A10 – “Sim, porque nasci aqui na fronteira e vivo aqui até hoje”.
A11 – “Não porque tem uma linha que separa a Bolívia do Brasil.”
A12 – “Me considero fronteiriça porque me sinto bem em Corumbá”.
A13 – “Sim, porque somos vizinhos do Brasil”.
A14 – “Sim, porque fui criada na fronteira”.
A15 – “Não, porque vim de Cochabamba e não fui criado aqui”.
A16 – “Me considero, pois vivo na fronteira há anos”.
A17 – “Não porque não nasci aqui, daqui a pouco vou embora desse
lugar”.
A18 – “Não, nunca, aqui é perigoso, muito contrabando”.
88
A19 – “Me considero porque somos unidos com o Brasil por uma
fronteira”.
A20 – “Sim, porque sempre entro e saio do Brasil quando eu quero.”
A21 – “Sim, porque vivo aqui desde que nasci. Tenho orgulho de ser
daqui da fronteira”.
A22 – “Sim, porque vivo na fronteira”.
A23 – “Não, não gosto que relacionem a fronteira com o lugar que vivo,
porque tem muito tráfico”.
A24 – “Sim, me considero porque vivo entre Corumbá e Puerto”.
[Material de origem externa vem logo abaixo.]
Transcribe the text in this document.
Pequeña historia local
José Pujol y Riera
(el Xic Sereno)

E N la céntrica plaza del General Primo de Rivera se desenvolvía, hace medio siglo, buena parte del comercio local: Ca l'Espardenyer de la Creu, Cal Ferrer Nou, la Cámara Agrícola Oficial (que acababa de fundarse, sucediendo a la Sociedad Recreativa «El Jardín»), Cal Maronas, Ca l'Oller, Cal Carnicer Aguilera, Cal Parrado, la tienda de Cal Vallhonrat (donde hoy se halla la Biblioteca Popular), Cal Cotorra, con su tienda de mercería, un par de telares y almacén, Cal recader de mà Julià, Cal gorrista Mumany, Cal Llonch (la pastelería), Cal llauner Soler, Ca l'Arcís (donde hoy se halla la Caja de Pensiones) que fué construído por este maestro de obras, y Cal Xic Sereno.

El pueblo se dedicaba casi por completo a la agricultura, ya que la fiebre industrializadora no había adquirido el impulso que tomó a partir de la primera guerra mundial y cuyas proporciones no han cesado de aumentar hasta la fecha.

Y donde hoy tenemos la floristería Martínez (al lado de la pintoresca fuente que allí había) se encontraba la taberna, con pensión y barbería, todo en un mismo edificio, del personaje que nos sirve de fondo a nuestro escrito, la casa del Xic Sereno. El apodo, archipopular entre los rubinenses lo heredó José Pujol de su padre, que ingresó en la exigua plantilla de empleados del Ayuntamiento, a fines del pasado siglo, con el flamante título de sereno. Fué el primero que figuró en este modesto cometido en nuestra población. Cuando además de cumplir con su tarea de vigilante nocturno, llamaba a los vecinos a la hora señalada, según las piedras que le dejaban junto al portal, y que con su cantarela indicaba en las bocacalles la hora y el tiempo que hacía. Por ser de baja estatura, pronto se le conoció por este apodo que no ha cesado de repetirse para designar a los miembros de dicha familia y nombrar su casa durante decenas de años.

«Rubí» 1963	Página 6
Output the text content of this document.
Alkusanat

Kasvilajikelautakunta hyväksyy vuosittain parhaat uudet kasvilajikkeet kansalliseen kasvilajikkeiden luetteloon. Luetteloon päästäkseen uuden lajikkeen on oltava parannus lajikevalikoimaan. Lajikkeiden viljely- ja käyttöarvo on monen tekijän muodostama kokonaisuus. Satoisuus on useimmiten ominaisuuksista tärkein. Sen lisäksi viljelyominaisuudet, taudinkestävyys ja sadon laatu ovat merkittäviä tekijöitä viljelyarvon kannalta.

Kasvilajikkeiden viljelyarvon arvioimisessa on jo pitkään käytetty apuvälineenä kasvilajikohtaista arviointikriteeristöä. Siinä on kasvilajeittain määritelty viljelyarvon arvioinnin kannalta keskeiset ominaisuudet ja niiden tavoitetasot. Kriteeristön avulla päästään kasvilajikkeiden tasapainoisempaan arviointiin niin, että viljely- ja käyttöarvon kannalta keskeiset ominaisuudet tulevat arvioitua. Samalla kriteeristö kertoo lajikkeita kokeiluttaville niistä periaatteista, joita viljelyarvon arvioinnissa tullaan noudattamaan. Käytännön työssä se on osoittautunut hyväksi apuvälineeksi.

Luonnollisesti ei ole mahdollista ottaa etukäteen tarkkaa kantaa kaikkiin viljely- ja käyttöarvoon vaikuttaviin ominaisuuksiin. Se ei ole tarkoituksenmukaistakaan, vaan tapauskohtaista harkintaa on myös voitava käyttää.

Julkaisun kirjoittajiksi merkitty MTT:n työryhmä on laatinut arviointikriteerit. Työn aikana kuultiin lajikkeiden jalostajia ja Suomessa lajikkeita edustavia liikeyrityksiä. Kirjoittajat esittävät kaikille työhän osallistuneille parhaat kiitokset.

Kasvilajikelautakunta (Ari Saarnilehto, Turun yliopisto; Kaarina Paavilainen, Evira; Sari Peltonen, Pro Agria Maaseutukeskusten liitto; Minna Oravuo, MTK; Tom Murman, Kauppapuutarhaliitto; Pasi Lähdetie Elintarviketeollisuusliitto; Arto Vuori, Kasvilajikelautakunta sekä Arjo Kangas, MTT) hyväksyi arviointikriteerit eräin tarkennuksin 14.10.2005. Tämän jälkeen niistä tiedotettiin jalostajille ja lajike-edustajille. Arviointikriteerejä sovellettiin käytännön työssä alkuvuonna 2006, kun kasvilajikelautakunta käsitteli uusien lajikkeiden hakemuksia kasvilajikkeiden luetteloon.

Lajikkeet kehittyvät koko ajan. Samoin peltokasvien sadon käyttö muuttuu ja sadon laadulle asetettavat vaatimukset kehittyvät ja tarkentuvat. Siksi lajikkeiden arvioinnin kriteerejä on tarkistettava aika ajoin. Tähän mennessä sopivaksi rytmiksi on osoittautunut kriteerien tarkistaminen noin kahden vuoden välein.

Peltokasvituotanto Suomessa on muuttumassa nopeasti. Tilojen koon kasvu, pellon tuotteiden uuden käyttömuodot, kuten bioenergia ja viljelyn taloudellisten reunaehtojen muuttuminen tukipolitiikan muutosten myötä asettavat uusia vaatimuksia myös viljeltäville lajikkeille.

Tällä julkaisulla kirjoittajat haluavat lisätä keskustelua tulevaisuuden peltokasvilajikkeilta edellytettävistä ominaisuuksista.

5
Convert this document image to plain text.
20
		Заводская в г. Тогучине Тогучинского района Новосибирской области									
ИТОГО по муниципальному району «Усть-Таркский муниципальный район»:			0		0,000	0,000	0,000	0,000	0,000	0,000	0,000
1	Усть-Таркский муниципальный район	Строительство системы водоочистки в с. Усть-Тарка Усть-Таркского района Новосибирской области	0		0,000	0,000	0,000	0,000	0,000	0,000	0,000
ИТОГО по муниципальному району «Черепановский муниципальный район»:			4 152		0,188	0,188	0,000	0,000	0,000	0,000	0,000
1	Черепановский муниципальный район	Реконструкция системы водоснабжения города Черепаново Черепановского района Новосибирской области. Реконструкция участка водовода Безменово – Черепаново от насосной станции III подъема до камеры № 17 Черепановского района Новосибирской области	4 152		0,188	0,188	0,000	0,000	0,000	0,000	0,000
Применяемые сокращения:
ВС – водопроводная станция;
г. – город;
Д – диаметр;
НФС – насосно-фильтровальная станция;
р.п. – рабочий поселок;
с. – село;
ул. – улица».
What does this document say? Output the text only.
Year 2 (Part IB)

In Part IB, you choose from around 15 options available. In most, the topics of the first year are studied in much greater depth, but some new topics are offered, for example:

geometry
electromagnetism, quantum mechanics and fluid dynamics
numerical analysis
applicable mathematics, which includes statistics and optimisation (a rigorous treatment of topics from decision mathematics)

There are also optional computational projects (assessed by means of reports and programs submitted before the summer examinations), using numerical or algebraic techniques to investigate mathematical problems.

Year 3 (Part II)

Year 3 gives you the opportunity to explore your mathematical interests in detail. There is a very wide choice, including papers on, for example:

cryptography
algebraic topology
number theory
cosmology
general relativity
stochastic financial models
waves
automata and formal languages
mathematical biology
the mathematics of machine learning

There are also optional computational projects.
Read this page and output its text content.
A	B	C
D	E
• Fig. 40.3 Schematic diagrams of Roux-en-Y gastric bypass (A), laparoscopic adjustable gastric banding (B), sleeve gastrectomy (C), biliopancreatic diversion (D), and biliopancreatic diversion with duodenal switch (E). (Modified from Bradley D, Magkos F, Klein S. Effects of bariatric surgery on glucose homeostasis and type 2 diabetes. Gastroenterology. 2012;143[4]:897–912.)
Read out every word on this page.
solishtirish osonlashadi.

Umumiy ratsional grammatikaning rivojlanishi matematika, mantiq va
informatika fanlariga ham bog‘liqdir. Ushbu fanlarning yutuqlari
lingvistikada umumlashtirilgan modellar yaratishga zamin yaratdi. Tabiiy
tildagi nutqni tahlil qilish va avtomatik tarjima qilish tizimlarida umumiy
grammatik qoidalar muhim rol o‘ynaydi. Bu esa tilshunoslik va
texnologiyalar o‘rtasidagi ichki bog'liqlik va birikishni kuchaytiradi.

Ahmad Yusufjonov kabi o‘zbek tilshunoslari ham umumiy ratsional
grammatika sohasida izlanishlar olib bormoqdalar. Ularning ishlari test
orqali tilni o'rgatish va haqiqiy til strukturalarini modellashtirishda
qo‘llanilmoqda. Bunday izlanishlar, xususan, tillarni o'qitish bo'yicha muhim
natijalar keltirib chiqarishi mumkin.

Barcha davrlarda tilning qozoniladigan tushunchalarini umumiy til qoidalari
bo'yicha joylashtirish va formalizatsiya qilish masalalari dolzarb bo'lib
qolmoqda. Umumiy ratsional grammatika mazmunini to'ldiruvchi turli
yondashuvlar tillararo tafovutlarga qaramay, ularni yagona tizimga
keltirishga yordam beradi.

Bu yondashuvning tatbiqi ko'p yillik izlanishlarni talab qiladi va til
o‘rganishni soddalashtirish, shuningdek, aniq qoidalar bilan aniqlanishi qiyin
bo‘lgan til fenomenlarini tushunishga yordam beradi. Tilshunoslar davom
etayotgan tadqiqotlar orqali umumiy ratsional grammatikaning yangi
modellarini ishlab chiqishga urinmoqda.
A25 – “Sim, porque temos um vínculo com o país vizinho”.
A26 – “Sim, porque vivo todo o tempo em uma fronteira”.
A27 – “Sim, porque vivo na fronteira”.
A28 – “Sou fronteiriço e tenho orgulho da nossa fronteira”.
A29 – “Não, porque não vou ao país vizinho nunca”.
A30 – “Sim, porque vivo na fronteira”.
Constata-se que os alunos que não se consideram fronteiriços, associam
a fronteira com o tráfico de drogas, ao contrabando e a violência e por isso não
gostam de se identificar com o lugar, havendo um preconceito com relação à
fronteira e ao ser de fronteira. Comprovando que o estigma imposto pela mídia
mundial também afeta questões de identidade dos fronteiriços.
Sobre a questão relacionada às dificuldades enfrentadas pelos alunos da
Unidade Educativa “La Frontera” por serem bolivianos e estarem em contato direto
com os brasileiros. Abaixo será descrito somente as respostas dos alunos que
sentem ou já sentiram alguma dificuldade ao relacionar-se com brasileiros.
A5 – “Sinto que sou discriminado por ser boliviano, principalmente quando
algum brasileiro me chama de colla”.
89
A7 – “Sim, quando eu falo e eles não me entendem e começam a rir”.
A9 – “Sim, quando vou ao Brasil e as pessoas me chamam de colla e
também sinto dificuldade e muito medo de andar nas ruas, pois tem muito assalto e
venda de drogas”.
A14 – “Às vezes quando vou à feira e os adolescentes ficam dizendo que
somos sujos, e isso é uma discriminação muito grande. Também tem os
delinquentes que querem roubar nosso dinheiro”.
A20 – “Muita discriminação, pois os brasileiros pensam que são os reis e
gostam de diminuir a gente, eles precisam aprender a ser humildes”.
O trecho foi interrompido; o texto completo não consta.